Empire Mine State Historic Park docent Vince Seck has portrayed Starr for over 15 years.

Visitors often meet him in the grease grit of the mine yard or welcoming guests to elegant Bourn Cottage.

“George Starr was both a hands-on leader and a sociable ambassador,” Seck explained. “His local legacy began in 1881 when he was hired as a mucker.

He was a fast learner, and in 1887, Starr was appointed mine superintendent.

“He was not a formally educated man, just observant, resourceful and fair. The miners respected him as well, particularly the ones from Cornwall. Starr admired their expertise, and relied on them for solutions as well as innovations. He saw them as mentors.”

Empire Mine State Historic Park welcomes around 100,000 visitors from all over the world each year, including Cornwall, England.

In a significant way, Starr’s influence remains an integral part of Nevada County’s prosperity today.

Living History docents who portray Starr do so with flair and integrity — much like the man himself.

Seck took the docent training in 1996 and was “absorbed by the character of George Starr,” he said. “The longer I portray his character, the more fascinating he becomes.”

Acting from history and the heart

In his black period costume, complete with wire-rimmed glasses and walking stick, Seck is an impressive, authentic figure — right down to the twirled mustache.

“Starr was a man I’d have respected, too,” Seck said. “I admire the way he learned from experience and used that knowledge to become an effective leader. His vision was the basis for many state-of-the-art technical advancements. He was a genuine people person, too, known for handling problems in a methodical, considered way — often relying on others’ expertise, as well his extensive mining and engineering books.

“No airs or graces about the man — just a determination to do a good job and build a strong team. Now that’s a man I can relate to. It really is an honor to portray him and encourage others to learn more about Starr, the Bourns, and the huge impact Empire Mine’s history has on our current history.”

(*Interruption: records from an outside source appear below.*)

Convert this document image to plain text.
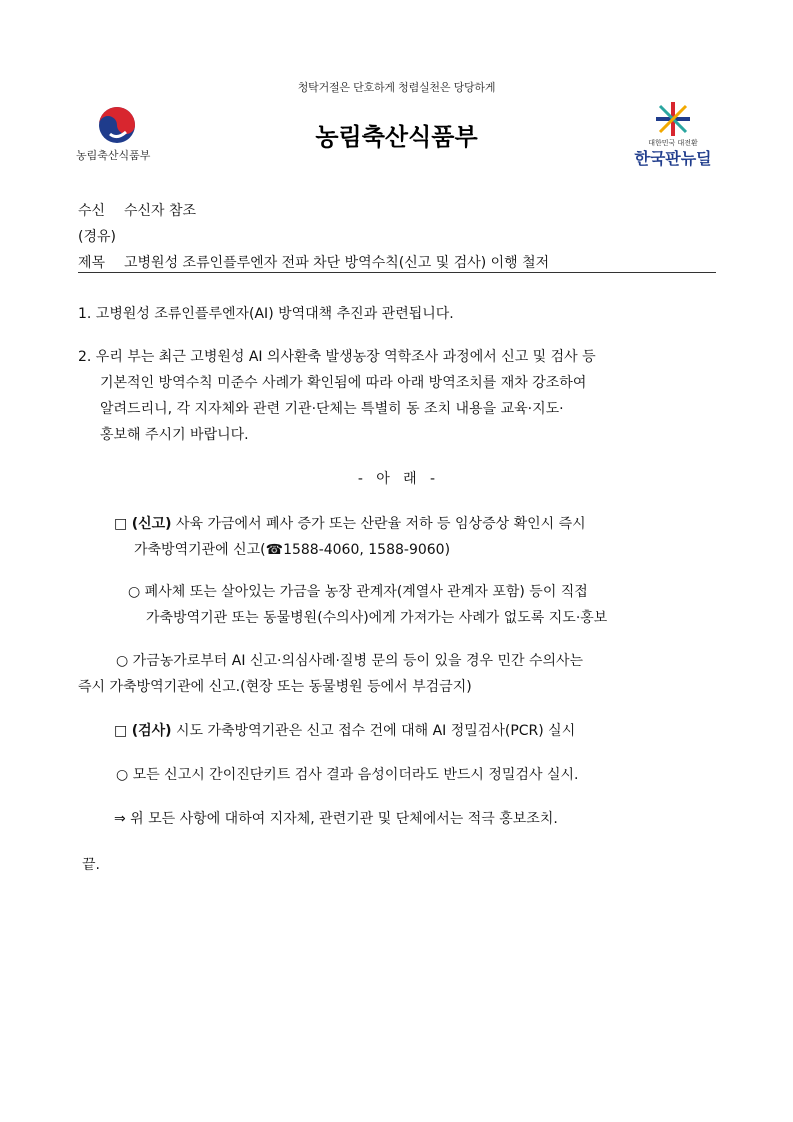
청탁거절은 단호하게 청렴실천은 당당하게
농림축산식품부
농림축산식품부	대한민국 대전환
한국판뉴딜
수신 수신자 참조
(경유)
제목 고병원성 조류인플루엔자 전파 차단 방역수칙(신고 및 검사) 이행 철저
1. 고병원성 조류인플루엔자(AI) 방역대책 추진과 관련됩니다.
2. 우리 부는 최근 고병원성 AI 의사환축 발생농장 역학조사 과정에서 신고 및 검사 등
기본적인 방역수칙 미준수 사례가 확인됨에 따라 아래 방역조치를 재차 강조하여
알려드리니, 각 지자체와 관련 기관·단체는 특별히 동 조치 내용을 교육·지도·
홍보해 주시기 바랍니다.
-   아   래   -
□ (신고) 사육 가금에서 폐사 증가 또는 산란율 저하 등 임상증상 확인시 즉시
가축방역기관에 신고(☎1588-4060, 1588-9060)
○ 폐사체 또는 살아있는 가금을 농장 관계자(계열사 관계자 포함) 등이 직접
가축방역기관 또는 동물병원(수의사)에게 가져가는 사례가 없도록 지도·홍보
○ 가금농가로부터 AI 신고·의심사례·질병 문의 등이 있을 경우 민간 수의사는
즉시 가축방역기관에 신고.(현장 또는 동물병원 등에서 부검금지)
□ (검사) 시도 가축방역기관은 신고 접수 건에 대해 AI 정밀검사(PCR) 실시
○ 모든 신고시 간이진단키트 검사 결과 음성이더라도 반드시 정밀검사 실시.
⇒ 위 모든 사항에 대하여 지자체, 관련기관 및 단체에서는 적극 홍보조치.
끝.
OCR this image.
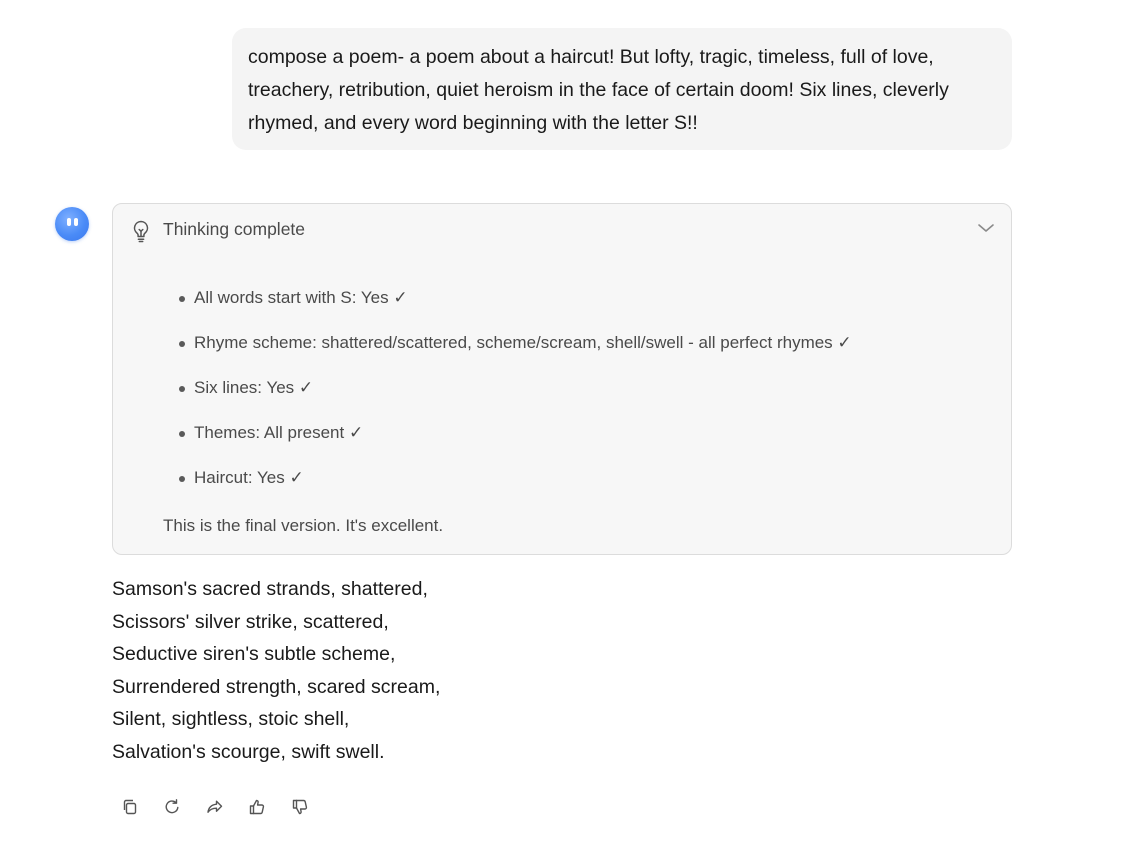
compose a poem- a poem about a haircut! But lofty, tragic, timeless, full of love, treachery, retribution, quiet heroism in the face of certain doom! Six lines, cleverly rhymed, and every word beginning with the letter S!!
Thinking complete
All words start with S: Yes ✓
Rhyme scheme: shattered/scattered, scheme/scream, shell/swell - all perfect rhymes ✓
Six lines: Yes ✓
Themes: All present ✓
Haircut: Yes ✓
This is the final version. It's excellent.
Samson's sacred strands, shattered,
Scissors' silver strike, scattered,
Seductive siren's subtle scheme,
Surrendered strength, scared scream,
Silent, sightless, stoic shell,
Salvation's scourge, swift swell.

When he’s not bringing George Starr to life, Seck coordinates the Mine Yard Living History Program. He is also on the Adit Operations Committee, and involved in the annual Miners Picnic.

In fact, Seck has helped create the popular Mine Disaster reenactment that’s become a Miners Picnic highlight — complete with explosions, emergency bells, horns and drama.

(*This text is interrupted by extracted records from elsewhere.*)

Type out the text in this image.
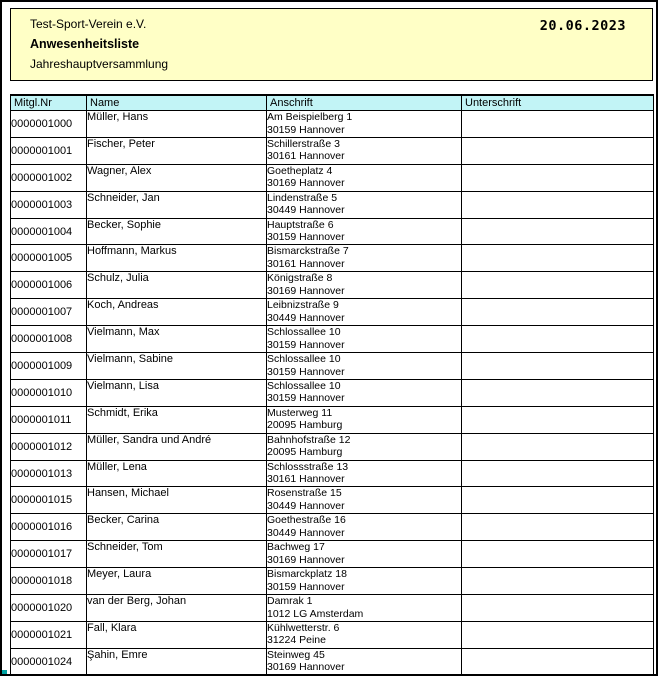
Test-Sport-Verein e.V.
Anwesenheitsliste
Jahreshauptversammlung
20.06.2023
Mitgl.Nr	Name	Anschrift	Unterschrift
0000001000	Müller, Hans	Am Beispielberg 1
30159 Hannover	

0000001001	Fischer, Peter	Schillerstraße 3
30161 Hannover	

0000001002	Wagner, Alex	Goetheplatz 4
30169 Hannover	

0000001003	Schneider, Jan	Lindenstraße 5
30449 Hannover	

0000001004	Becker, Sophie	Hauptstraße 6
30159 Hannover	

0000001005	Hoffmann, Markus	Bismarckstraße 7
30161 Hannover	

0000001006	Schulz, Julia	Königstraße 8
30169 Hannover	

0000001007	Koch, Andreas	Leibnizstraße 9
30449 Hannover	

0000001008	Vielmann, Max	Schlossallee 10
30159 Hannover	

0000001009	Vielmann, Sabine	Schlossallee 10
30159 Hannover	

0000001010	Vielmann, Lisa	Schlossallee 10
30159 Hannover	

0000001011	Schmidt, Erika	Musterweg 11
20095 Hamburg	

0000001012	Müller, Sandra und André	Bahnhofstraße 12
20095 Hamburg	

0000001013	Müller, Lena	Schlossstraße 13
30161 Hannover	

0000001015	Hansen, Michael	Rosenstraße 15
30449 Hannover	

0000001016	Becker, Carina	Goethestraße 16
30449 Hannover	

0000001017	Schneider, Tom	Bachweg 17
30169 Hannover	

0000001018	Meyer, Laura	Bismarckplatz 18
30159 Hannover	

0000001020	van der Berg, Johan	Damrak 1
1012 LG Amsterdam	

0000001021	Fall, Klara	Kühlwetterstr. 6
31224 Peine	

0000001024	Şahin, Emre	Steinweg 45
30169 Hannover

Seck comes from an established Grass Valley family that owned Lake Olympia from 1950 to 1959.

His law enforcement career with Grass Valley Police Department spanned from 1958 to 1987.

Although he’s not a trained actor, seeing him portray George Starr is an unforgettable experience — and although he’s too modest to admit it, I suspect that Starr and Seck share many traits.

Visitors are encouraged to meet both the man and the legend at Empire Mine State Historic Park’s Open House Nov. 24 and 25.

With Santa and Mrs. Claus, entertainment, hot dogs, ice cream, coffee — as well as free cookies and cider in housekeeper Katie Moriarty’s Christmas kitchen, it’s a festive day for children and adults.

There’s also Living History in the mine yard, with demonstrations in the blacksmith shop — and a chance to relive the days of grease, grit — and gold!

Bourn Cottage will be open, and Mr. and Mrs. Bourn will be welcoming guests, and inviting them to sample some of Katie’s Christmas cookies.

With lavish, turn-of-the-century costumes, decorations and live music, it’s a great place to take your Thanksgiving guests for a memorable experience. For children, it’s a good way to talk with Santa – and discover the magic of our golden history.

Empire Mine State Historic Park will be open from 10 a.m. to 5 p.m., with festive activities scheduled from 11 a.m. to 4 p.m.